The above question seems to be relatively well understood, let's look at one more example:
int a[5][5];
int (*p) [4];
p = A;
Ask &p[4][2]-the value of &a[4][2] is how much.

The question seems very simple, but few people have answered it correctly. We can first write the code to test its value and then analyze why. In Visual c++6.0, the test code is as follows:
Intmain ()
{
int a[5][5];
int (*p) [4];
p = A;
printf ("a_ptr=% #p, p_ptr=% #p \ n", &a[4][2],&p[4][2]);
printf ("%p,%d\n", &p[4][2]-&a[4][2],&p[4][2]-&a[4][2]);
return 0;
}
After testing, we know that the value of &p[4][2]-&a[4][2] is-4. What the hell is this about? Let's analyze the following: As we said earlier, when array name A is the right value, it represents the first address of the first element of the array. Here, A is a two-dimensional array, we think of array A as a one-dimensional array of 5 int type elements, which stores a one-dimensional array.

So, then a is here to represent the first address of a[0]. A+1 represents the second element of a one-dimensional array a. A[4] Represents the 5th element of a one-dimensional array a, and a one-dimensional array is stored in the element. So &a[4][2] represents the &a[0][0]+4*5*sizeof (int) + 2*sizeof (int).

By definition, p is a pointer to an array that contains 4 elements. In other words, p+1 represents a pointer p moving backward with an array of 4 int types of elements. The unit of 1 here is the space that P points to, that is, 4*sizeof (int). Therefore, P[4] is moved backwards by 4 "arrays of 4 INT-type elements", that is, &p[0]+4*4*sizeof (int), as opposed to p[0. Because P is initialized to &a[0], &p[4][2] represents the &a[0][0]+4*4*sizeof (int) +2* sizeof (int).

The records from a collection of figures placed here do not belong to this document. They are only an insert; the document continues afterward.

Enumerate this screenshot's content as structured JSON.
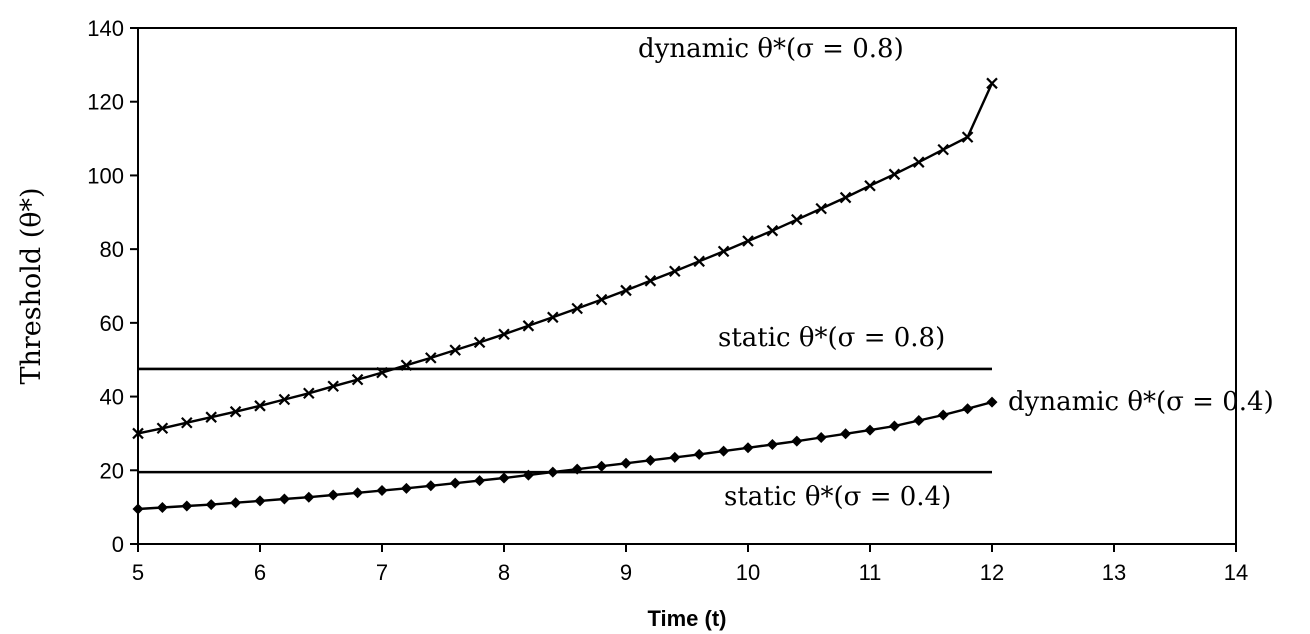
{
  "chart_data": {
    "type": "line",
    "title": "",
    "xlabel": "Time (t)",
    "ylabel": "Threshold (θ*)",
    "xlim": [
      5,
      14
    ],
    "ylim": [
      0,
      140
    ],
    "xticks": [
      5,
      6,
      7,
      8,
      9,
      10,
      11,
      12,
      13,
      14
    ],
    "yticks": [
      0,
      20,
      40,
      60,
      80,
      100,
      120,
      140
    ],
    "grid": false,
    "series": [
      {
        "name": "dynamic θ*(σ = 0.8)",
        "marker": "x",
        "x": [
          5.0,
          5.2,
          5.4,
          5.6,
          5.8,
          6.0,
          6.2,
          6.4,
          6.6,
          6.8,
          7.0,
          7.2,
          7.4,
          7.6,
          7.8,
          8.0,
          8.2,
          8.4,
          8.6,
          8.8,
          9.0,
          9.2,
          9.4,
          9.6,
          9.8,
          10.0,
          10.2,
          10.4,
          10.6,
          10.8,
          11.0,
          11.2,
          11.4,
          11.6,
          11.8,
          12.0
        ],
        "y": [
          30.0,
          31.4,
          32.9,
          34.4,
          35.9,
          37.5,
          39.2,
          40.9,
          42.8,
          44.6,
          46.5,
          48.5,
          50.5,
          52.6,
          54.7,
          56.9,
          59.2,
          61.5,
          63.9,
          66.3,
          68.8,
          71.4,
          74.0,
          76.7,
          79.4,
          82.2,
          85.0,
          88.0,
          91.0,
          94.0,
          97.2,
          100.3,
          103.6,
          107.0,
          110.4,
          125.0
        ]
      },
      {
        "name": "dynamic θ*(σ = 0.4)",
        "marker": "diamond",
        "x": [
          5.0,
          5.2,
          5.4,
          5.6,
          5.8,
          6.0,
          6.2,
          6.4,
          6.6,
          6.8,
          7.0,
          7.2,
          7.4,
          7.6,
          7.8,
          8.0,
          8.2,
          8.4,
          8.6,
          8.8,
          9.0,
          9.2,
          9.4,
          9.6,
          9.8,
          10.0,
          10.2,
          10.4,
          10.6,
          10.8,
          11.0,
          11.2,
          11.4,
          11.6,
          11.8,
          12.0
        ],
        "y": [
          9.5,
          9.9,
          10.3,
          10.7,
          11.2,
          11.7,
          12.2,
          12.7,
          13.3,
          13.9,
          14.5,
          15.1,
          15.8,
          16.5,
          17.2,
          17.9,
          18.7,
          19.5,
          20.3,
          21.1,
          21.9,
          22.7,
          23.5,
          24.3,
          25.2,
          26.1,
          27.0,
          27.9,
          28.9,
          29.9,
          30.9,
          32.0,
          33.5,
          35.0,
          36.7,
          38.5
        ]
      },
      {
        "name": "static θ*(σ = 0.8)",
        "marker": "none",
        "x": [
          5,
          12
        ],
        "y": [
          47.5,
          47.5
        ]
      },
      {
        "name": "static θ*(σ = 0.4)",
        "marker": "none",
        "x": [
          5,
          12
        ],
        "y": [
          19.5,
          19.5
        ]
      }
    ]
  }
}
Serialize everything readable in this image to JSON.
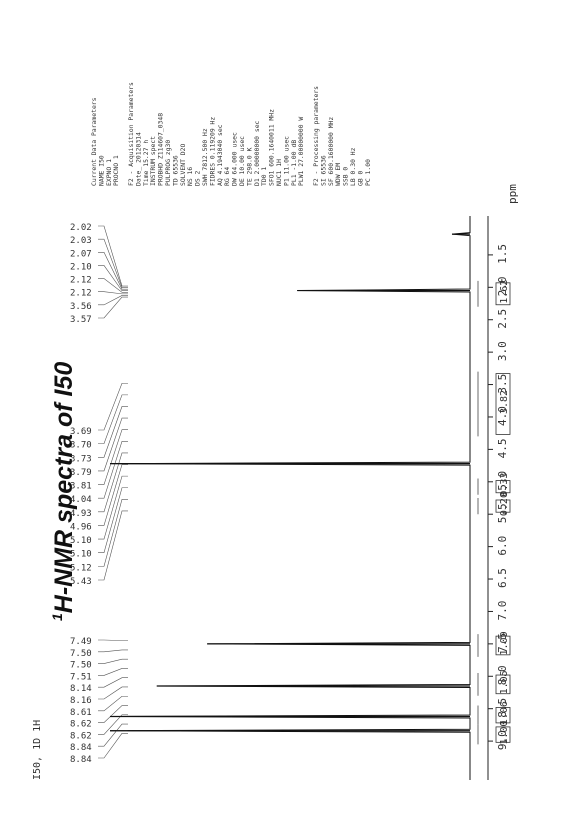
{
  "chart_data": {
    "type": "line",
    "title": "1H-NMR spectra of I50",
    "title_prefix": "1",
    "title_rest": "H-NMR spectra of I50",
    "sample_label": "I50, 1D 1H",
    "xlabel": "ppm",
    "xlim": [
      9.6,
      0.9
    ],
    "x_ticks": [
      "9.0",
      "8.5",
      "8.0",
      "7.5",
      "7.0",
      "6.5",
      "6.0",
      "5.5",
      "5.0",
      "4.5",
      "4.0",
      "3.5",
      "3.0",
      "2.5",
      "2.0",
      "1.5"
    ],
    "peak_labels": [
      "8.84",
      "8.84",
      "8.62",
      "8.62",
      "8.61",
      "8.16",
      "8.14",
      "7.51",
      "7.50",
      "7.50",
      "7.49",
      "5.43",
      "5.12",
      "5.10",
      "5.10",
      "4.96",
      "4.93",
      "4.04",
      "3.81",
      "3.79",
      "3.73",
      "3.70",
      "3.69",
      "3.57",
      "3.56",
      "2.12",
      "2.12",
      "2.10",
      "2.07",
      "2.03",
      "2.02"
    ],
    "peaks": [
      {
        "ppm": 8.84,
        "height": 1.0
      },
      {
        "ppm": 8.62,
        "height": 1.0
      },
      {
        "ppm": 8.15,
        "height": 0.87
      },
      {
        "ppm": 7.5,
        "height": 0.73
      },
      {
        "ppm": 4.72,
        "height": 1.0
      },
      {
        "ppm": 2.05,
        "height": 0.48
      },
      {
        "ppm": 1.18,
        "height": 0.05
      }
    ],
    "integrals": [
      {
        "from": 9.05,
        "to": 8.75,
        "value": "1.00"
      },
      {
        "from": 8.75,
        "to": 8.45,
        "value": "1.06"
      },
      {
        "from": 8.3,
        "to": 7.95,
        "value": "1.05"
      },
      {
        "from": 7.7,
        "to": 7.35,
        "value": "1.09"
      },
      {
        "from": 5.5,
        "to": 5.25,
        "value": "0.20"
      },
      {
        "from": 5.2,
        "to": 4.95,
        "value": "0.33"
      },
      {
        "from": 4.3,
        "to": 3.3,
        "value": "3.82"
      },
      {
        "from": 2.3,
        "to": 1.9,
        "value": "1.62"
      }
    ],
    "parameters": [
      "Current Data Parameters",
      "NAME          I50",
      "EXPNO           1",
      "PROCNO          1",
      "",
      "F2 - Acquisition Parameters",
      "Date_      20120314",
      "Time           15.27 h",
      "INSTRUM        spect",
      "PROBHD   Z114607_0348",
      "PULPROG        zg30",
      "TD             65536",
      "SOLVENT          D2O",
      "NS                16",
      "DS                 2",
      "SWH        7812.500 Hz",
      "FIDRES     0.119209 Hz",
      "AQ        4.1943040 sec",
      "RG                64",
      "DW            64.000 usec",
      "DE             10.00 usec",
      "TE             298.0 K",
      "D1        2.00000000 sec",
      "TD0                1",
      "SFO1     600.1640011 MHz",
      "NUC1              1H",
      "P1             11.00 usec",
      "PL1          -1.00 dB",
      "PLW1    27.00000000 W",
      "",
      "F2 - Processing parameters",
      "SI             65536",
      "SF       600.1600000 MHz",
      "WDW               EM",
      "SSB                0",
      "LB              0.30 Hz",
      "GB                 0",
      "PC              1.00"
    ]
  }
}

Again, the values of &p[4][2] and &a[4][2] differ by 4 elements of type int, as described above. Now, the test results are understandable. In fact, our easiest way is to draw the memory layout diagram:
The most important thing here is to understand exactly what memory the array pointer p is pointing to. The best way to solve this type of problem is to draw a memory layout diagram.
二、二级 PointerMemory layout for 1, level two pointers
Second-level pointers are often used, especially when they are together with two-dimensional arrays, which is even more confusing. For example:
Char **p;
Defines a two-level pointer variable p. P is a pointer variable, which undoubtedly occupies 4 byte under 32-bit systems.

Unlike a first-level pointer, the primary pointer holds the address of the data, and the two-level pointer holds the address of a level pointer. The following figure helps to understand: we try to initialize the variable p:
A
p = NULL;
B
Char *p2; p = &p2;
Any pointer variable can be initialized to null (note is NULL, not nul, NOT null), and level two pointers are no exception. This means pointing the pointer at the 0 address of the array. Lenovo to the front we compare the ruler to memory, if the memory is initialized to NULL, it is the equivalent of pointing the pointer to 0 millimeters on the ruler, at which point the pointer has no memory available.

When we really need to use p, we have to save the address of a first-level pointer to P, so B is also the correct way to assign the value.

Assigning p is no problem, but how to use P. This requires the key ("*") that we have mentioned many times before.
The first step: according to the variable of p, take out the address stored in it.
Step Two: Locate the memory in which this address resides.
Step three: Open the memory with the key, take out the address inside it, *p the value.
Step Fourth: Find this address for the second time.
The fifth step: Open this memory with the key, take out the content inside it, this is our real data, **p value.

We used the key two times here ("*") to finally get the real data out. That is, to remove the data that the two-level pointer actually points to, you need to use the key ("*") two times two times.

For more than two-d arrays and more than two-d pointers are generally used less, and according to the above analysis method can also be very easy to understand, this is no longer discussed in detail. If readers are interested, they can study.